Think I’ll give it a pass, thanks.

This is peak celebrity-painting-worship. Similar scenes can be found in front of Michelangelo’s David and Botticelli’s Birth of Venus in Florence1. One has to ask, why are these people here? Have they ever thought about it? Is it just “Must see Famous Thing”?

Let’s talk about how we see and perceive things.

This is the first part of a deep dive into how we look at objects, what we can learn from how we see and perceive, and develop visual intelligence and overcome the negative effects of our distraction culture. What many people don’t know is that we learn to see, or we learn to perceive. Just looking at something doesn’t mean the same thing as seeing it. You’ve experienced this whenever you’ve been looking for something, your keys or a hair brush, and then found it was sitting in plain sight the whole time. We have to be taught to really see, to look with focus and a mind awake, receptive and attentive.

Developmental psychologists know that we learn visual intelligence as we develop our mental faculties in infancy and childhood.

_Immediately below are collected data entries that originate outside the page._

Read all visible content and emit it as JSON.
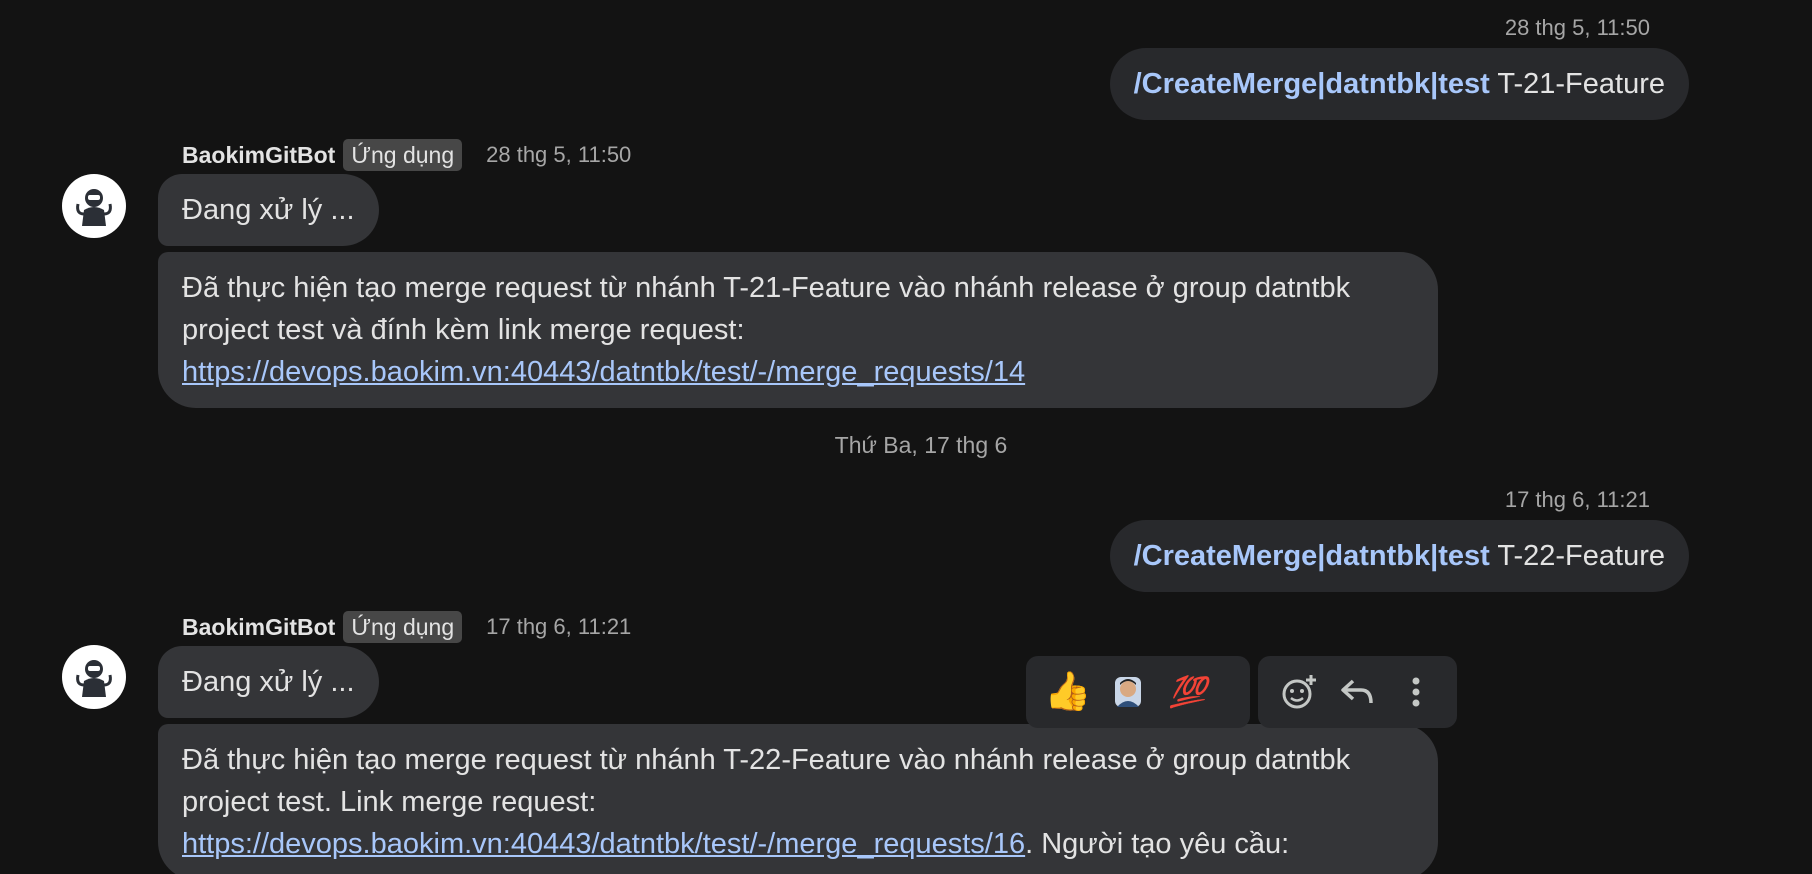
{
  "messages": {
    "m1": {
      "timestamp": "28 thg 5, 11:50",
      "command": "/CreateMerge|datntbk|test",
      "arg": " T-21-Feature"
    },
    "m2": {
      "sender": "BaokimGitBot",
      "badge": "Ứng dụng",
      "timestamp": "28 thg 5, 11:50",
      "status": "Đang xử lý ...",
      "text": "Đã thực hiện tạo merge request từ nhánh T-21-Feature vào nhánh release ở group datntbk project test và đính kèm link merge request:",
      "link": "https://devops.baokim.vn:40443/datntbk/test/-/merge_requests/14"
    },
    "date_divider": "Thứ Ba, 17 thg 6",
    "m3": {
      "timestamp": "17 thg 6, 11:21",
      "command": "/CreateMerge|datntbk|test",
      "arg": " T-22-Feature"
    },
    "m4": {
      "sender": "BaokimGitBot",
      "badge": "Ứng dụng",
      "timestamp": "17 thg 6, 11:21",
      "status": "Đang xử lý ...",
      "text": "Đã thực hiện tạo merge request từ nhánh T-22-Feature vào nhánh release ở group datntbk project test. Link merge request:",
      "link": "https://devops.baokim.vn:40443/datntbk/test/-/merge_requests/16",
      "suffix": ". Người tạo yêu cầu:"
    }
  },
  "toolbar": {
    "reactions": [
      "👍",
      "💯"
    ],
    "icons": [
      "thumbs-up-emoji",
      "person-emoji",
      "hundred-points-emoji",
      "add-reaction-icon",
      "reply-icon",
      "more-vert-icon"
    ]
  },
  "colors": {
    "background": "#131313",
    "bubble_outgoing": "#28292c",
    "bubble_incoming": "#343538",
    "link": "#a8c7fa"
  }
}
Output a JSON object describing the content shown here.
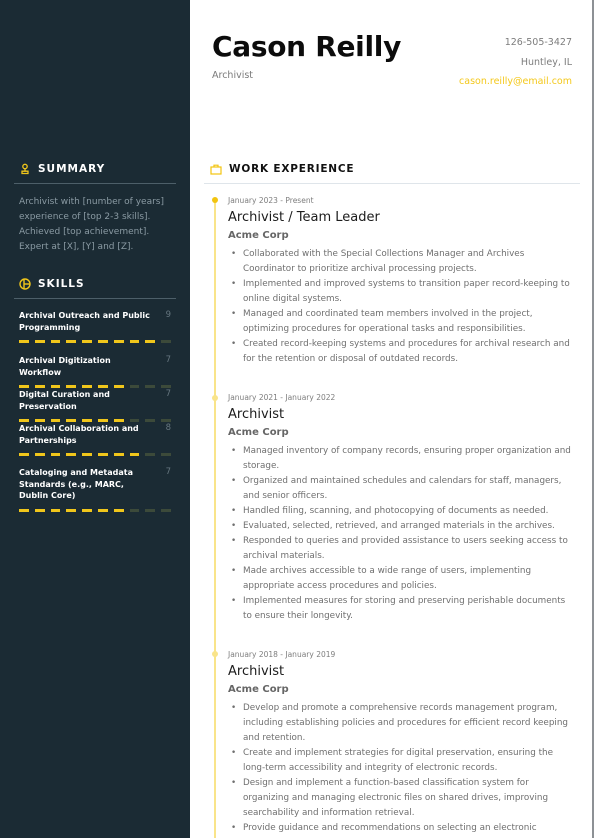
{
  "header": {
    "name": "Cason Reilly",
    "role": "Archivist",
    "phone": "126-505-3427",
    "location": "Huntley, IL",
    "email": "cason.reilly@email.com"
  },
  "colors": {
    "accent": "#f2c40f",
    "sidebar_bg": "#1b2b34"
  },
  "sidebar": {
    "summary": {
      "icon": "person-icon",
      "heading": "SUMMARY",
      "text": "Archivist with [number of years] experience of [top 2-3 skills]. Achieved [top achievement]. Expert at [X], [Y] and [Z]."
    },
    "skills": {
      "icon": "pie-icon",
      "heading": "SKILLS",
      "max": 10,
      "items": [
        {
          "name": "Archival Outreach and Public Programming",
          "score": 9
        },
        {
          "name": "Archival Digitization Workflow",
          "score": 7
        },
        {
          "name": "Digital Curation and Preservation",
          "score": 7
        },
        {
          "name": "Archival Collaboration and Partnerships",
          "score": 8
        },
        {
          "name": "Cataloging and Metadata Standards (e.g., MARC, Dublin Core)",
          "score": 7
        }
      ]
    }
  },
  "experience": {
    "icon": "briefcase-icon",
    "heading": "WORK EXPERIENCE",
    "jobs": [
      {
        "date": "January 2023 - Present",
        "title": "Archivist / Team Leader",
        "company": "Acme Corp",
        "bullets": [
          "Collaborated with the Special Collections Manager and Archives Coordinator to prioritize archival processing projects.",
          "Implemented and improved systems to transition paper record-keeping to online digital systems.",
          "Managed and coordinated team members involved in the project, optimizing procedures for operational tasks and responsibilities.",
          "Created record-keeping systems and procedures for archival research and for the retention or disposal of outdated records."
        ]
      },
      {
        "date": "January 2021 - January 2022",
        "title": "Archivist",
        "company": "Acme Corp",
        "bullets": [
          "Managed inventory of company records, ensuring proper organization and storage.",
          "Organized and maintained schedules and calendars for staff, managers, and senior officers.",
          "Handled filing, scanning, and photocopying of documents as needed.",
          "Evaluated, selected, retrieved, and arranged materials in the archives.",
          "Responded to queries and provided assistance to users seeking access to archival materials.",
          "Made archives accessible to a wide range of users, implementing appropriate access procedures and policies.",
          "Implemented measures for storing and preserving perishable documents to ensure their longevity."
        ]
      },
      {
        "date": "January 2018 - January 2019",
        "title": "Archivist",
        "company": "Acme Corp",
        "bullets": [
          "Develop and promote a comprehensive records management program, including establishing policies and procedures for efficient record keeping and retention.",
          "Create and implement strategies for digital preservation, ensuring the long-term accessibility and integrity of electronic records.",
          "Design and implement a function-based classification system for organizing and managing electronic files on shared drives, improving searchability and information retrieval.",
          "Provide guidance and recommendations on selecting an electronic"
        ]
      }
    ]
  }
}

We can be trained as children to really notice things, to understand what we’re seeing, but our technological culture right now mitigates hard against that. Children aren’t taught to see, they’re taught to desire distraction. Even adults who were once used to prolonged concentration say their ability to read and notice the world has been diminished by their online habits.

I want to explore how we can re-learn visual intelligence, or learn it for the first time, by learning to look deeply and attentively at things that are worth looking at.